Mitigating cybersecurity risk in electric vehicle (EV) charging demand forecasting plays a crucial role in the safe operation of collective EV chargings, the stability of the power grid, and the cost-effective infrastructure expansion. However, existing methods either suffer from the data privacy issue and the susceptibility to cyberattacks or fail to consider the spatial correlation among different stations. To address these challenges, a federated graph learning approach involving multiple charging stations is proposed to collaboratively train a more generalized deep learning model for demand forecasting while capturing spatial correlations among various stations and enhancing robustness against potential attacks. Firstly, for better model performance, a Graph Neural Network (GNN) model is leveraged to characterize the geographic correlation among different charging stations in a federated manner. Secondly, to ensure robustness and deal with the data heterogeneity in a federated setting, a message passing that utilizes a global attention mechanism to aggregate personalized models for each client is proposed. Thirdly, by concerning cyberattacks, a special credit-based function is designed to mitigate potential threats from malicious clients or unwanted attacks. Extensive experiments on a public EV charging dataset are conducted using various deep learning techniques and federated learning methods to demonstrate the prediction accuracy and robustness of the proposed approach.
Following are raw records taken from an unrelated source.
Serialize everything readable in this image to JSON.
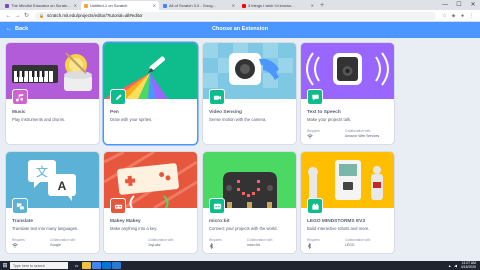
{
  "browser": {
    "tabs": [
      {
        "title": "The Mindful Educator on ScratchX",
        "favicon_color": "#7b4bc4",
        "active": false
      },
      {
        "title": "Untitled-1 on Scratch",
        "favicon_color": "#f6a43a",
        "active": true
      },
      {
        "title": "All of Scratch 3.0 - Goog...",
        "favicon_color": "#4285f4",
        "active": false
      },
      {
        "title": "3 things I wish I'd known...",
        "favicon_color": "#ff0000",
        "active": false
      }
    ],
    "new_tab": "+",
    "url": "scratch.mit.edu/projects/editor/?tutorial=all#editor",
    "window_controls": {
      "minimize": "—",
      "maximize": "☐",
      "close": "✕"
    }
  },
  "scratch": {
    "back_label": "Back",
    "title": "Choose an Extension",
    "accent": "#4c97ff"
  },
  "extensions": [
    {
      "name": "Music",
      "description": "Play instruments and drums.",
      "color": "#cf63cf",
      "icon": "music-note-icon",
      "bg": "#b25cd9"
    },
    {
      "name": "Pen",
      "description": "Draw with your sprites.",
      "color": "#0fbd8c",
      "icon": "pen-icon",
      "bg": "#0fbd8c"
    },
    {
      "name": "Video Sensing",
      "description": "Sense motion with the camera.",
      "color": "#0fbd8c",
      "icon": "video-icon",
      "bg": "#7ec8e3"
    },
    {
      "name": "Text to Speech",
      "description": "Make your projects talk.",
      "color": "#9966ff",
      "icon": "speech-bubble-icon",
      "bg": "#9966ff",
      "requirements_label": "Requires",
      "collab_label": "Collaboration with",
      "collab": "Amazon Web Services"
    },
    {
      "name": "Translate",
      "description": "Translate text into many languages.",
      "color": "#5cb1d6",
      "icon": "translate-icon",
      "bg": "#5cb1d6",
      "requirements_label": "Requires",
      "collab_label": "Collaboration with",
      "collab": "Google"
    },
    {
      "name": "Makey Makey",
      "description": "Make anything into a key.",
      "color": "#e6573d",
      "icon": "makey-icon",
      "bg": "#e6573d",
      "collab_label": "Collaboration with",
      "collab": "JoyLabz"
    },
    {
      "name": "micro:bit",
      "description": "Connect your projects with the world.",
      "color": "#0fbd8c",
      "icon": "microbit-icon",
      "bg": "#4cd963",
      "requirements_label": "Requires",
      "collab_label": "Collaboration with",
      "collab": "micro:bit"
    },
    {
      "name": "LEGO MINDSTORMS EV3",
      "description": "Build interactive robots and more.",
      "color": "#0fbd8c",
      "icon": "lego-icon",
      "bg": "#ffbf00",
      "requirements_label": "Requires",
      "collab_label": "Collaboration with",
      "collab": "LEGO"
    }
  ],
  "taskbar": {
    "search_placeholder": "Type here to search",
    "time": "11:07 AM",
    "date": "4/15/2020"
  }
}
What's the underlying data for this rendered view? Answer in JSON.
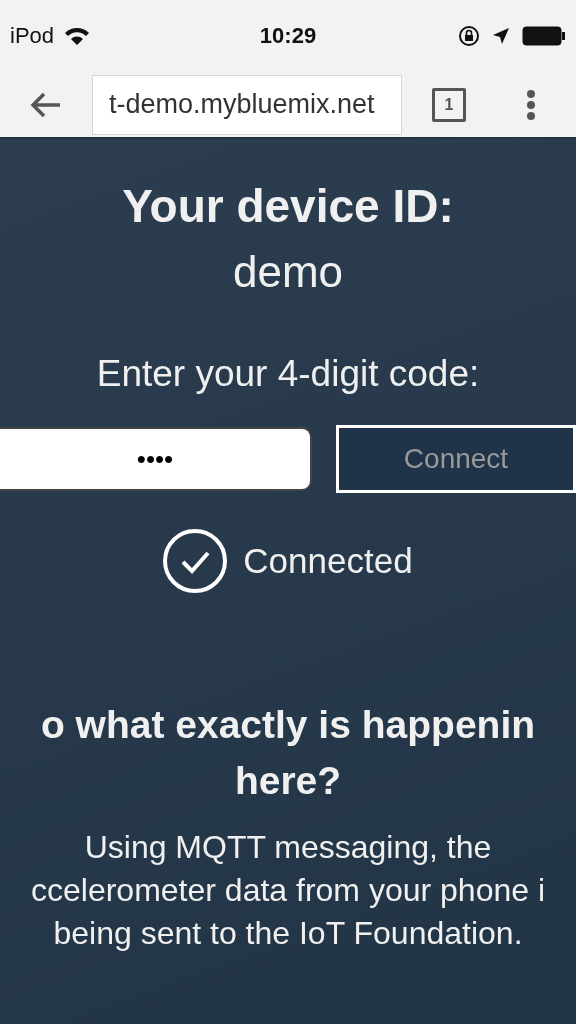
{
  "status_bar": {
    "carrier": "iPod",
    "time": "10:29"
  },
  "browser": {
    "url": "t-demo.mybluemix.net",
    "tab_count": "1"
  },
  "device": {
    "title": "Your device ID:",
    "id": "demo"
  },
  "code_form": {
    "label": "Enter your 4-digit code:",
    "value": "••••",
    "button": {
      "label": "Connect",
      "disabled": true
    }
  },
  "status": {
    "connected": true,
    "label": "Connected"
  },
  "explanation": {
    "heading_lines": [
      "o what exactly is happenin",
      "here?"
    ],
    "body_lines": [
      "Using MQTT messaging, the",
      "ccelerometer data from your phone i",
      "being sent to the IoT Foundation."
    ]
  }
}
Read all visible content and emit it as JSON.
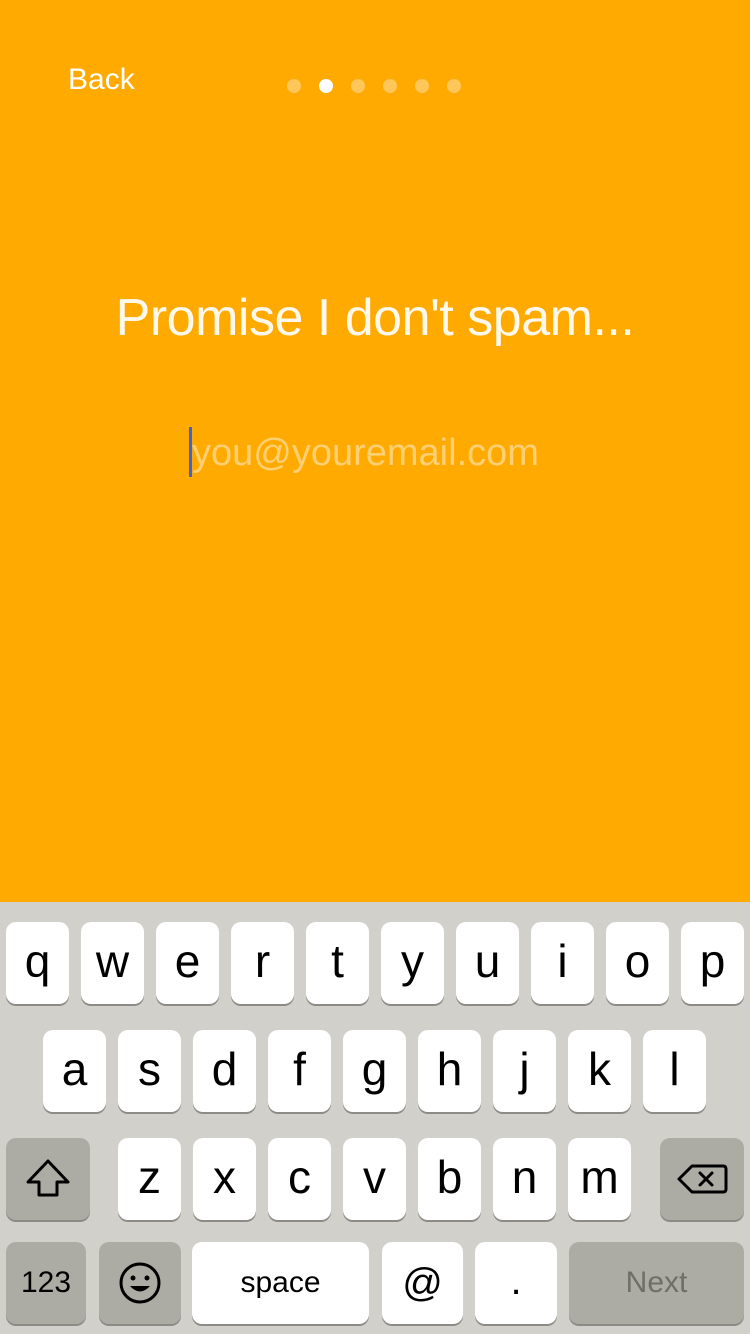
{
  "header": {
    "back_label": "Back",
    "page_dots": {
      "count": 6,
      "active_index": 1
    }
  },
  "main": {
    "headline": "Promise I don't spam...",
    "email_placeholder": "you@youremail.com",
    "email_value": ""
  },
  "keyboard": {
    "row1": [
      "q",
      "w",
      "e",
      "r",
      "t",
      "y",
      "u",
      "i",
      "o",
      "p"
    ],
    "row2": [
      "a",
      "s",
      "d",
      "f",
      "g",
      "h",
      "j",
      "k",
      "l"
    ],
    "row3": [
      "z",
      "x",
      "c",
      "v",
      "b",
      "n",
      "m"
    ],
    "numbers_label": "123",
    "space_label": "space",
    "at_label": "@",
    "dot_label": ".",
    "next_label": "Next",
    "icons": {
      "shift": "shift-icon",
      "delete": "backspace-icon",
      "emoji": "emoji-icon"
    }
  },
  "colors": {
    "background": "#FFAA00",
    "keyboard_bg": "#D2D0CA",
    "caret": "#3B63E6"
  }
}
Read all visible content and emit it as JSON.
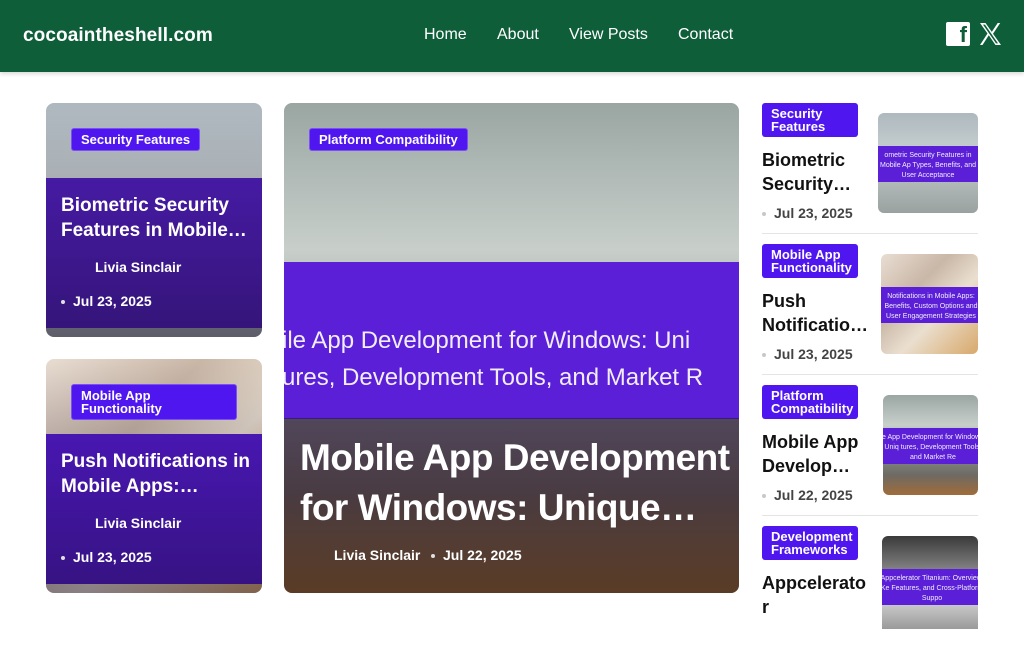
{
  "header": {
    "brand": "cocoaintheshell.com",
    "nav": [
      "Home",
      "About",
      "View Posts",
      "Contact"
    ]
  },
  "cards": {
    "left_top": {
      "category": "Security Features",
      "title": "Biometric Security Features in Mobile…",
      "author": "Livia Sinclair",
      "date": "Jul 23, 2025"
    },
    "left_bottom": {
      "category": "Mobile App Functionality",
      "title": "Push Notifications in Mobile Apps:…",
      "author": "Livia Sinclair",
      "date": "Jul 23, 2025"
    },
    "feature": {
      "category": "Platform Compatibility",
      "image_text_line1": "ile App Development for Windows: Uni",
      "image_text_line2": "ures, Development Tools, and Market R",
      "title": "Mobile App Development for Windows: Unique…",
      "author": "Livia Sinclair",
      "date": "Jul 22, 2025"
    }
  },
  "sidebar": [
    {
      "category": "Security Features",
      "title": "Biometric Security…",
      "date": "Jul 23, 2025",
      "thumb_text": "ometric Security Features in Mobile Ap Types, Benefits, and User Acceptance"
    },
    {
      "category": "Mobile App Functionality",
      "title": "Push Notificatio…",
      "date": "Jul 23, 2025",
      "thumb_text": "Notifications in Mobile Apps: Benefits, Custom Options and User Engagement Strategies"
    },
    {
      "category": "Platform Compatibility",
      "title": "Mobile App Develop…",
      "date": "Jul 22, 2025",
      "thumb_text": "le App Development for Windows: Uniq tures, Development Tools, and Market Re"
    },
    {
      "category": "Development Frameworks",
      "title": "Appcelerato r Titanium…",
      "date": "",
      "thumb_text": "Appcelerator Titanium: Overview, Ke Features, and Cross-Platform Suppo"
    }
  ],
  "colors": {
    "header_bg": "#0f5e3a",
    "accent": "#4f16f0",
    "band": "#5a1fd6"
  }
}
翻译：缓解电动汽车充电需求预测中的网络安全风险，对于保障集体充电设施的安全运行、电网稳定性以及经济高效的基础设施扩建至关重要。然而，现有方法要么存在数据隐私问题且易受网络攻击影响，要么未能考虑不同充电站之间的空间关联性。为解决这些挑战，提出了一种涉及多个充电站的联邦图学习方法，通过协同训练一个更具泛化能力的深度学习模型进行需求预测，同时捕捉各站点的空间关联性并增强对潜在攻击的鲁棒性。首先，为提升模型性能，利用图神经网络（GNN）以联邦方式表征不同充电站间的空间关联性。其次，为确保鲁棒性并应对联邦环境中的数据异质性，提出一种利用全局注意力机制为每个客户端聚合个性化模型的的消息传递方法。第三，针对网络攻击问题，设计了一种特殊的基于信用度的函数，以缓解恶意客户端或非预期攻击带来的潜在威胁。基于公开的电动汽车充电数据集，采用多种深度学习技术和联邦学习方法开展了大量实验，验证了所提方法在预测精度和鲁棒性方面的优势。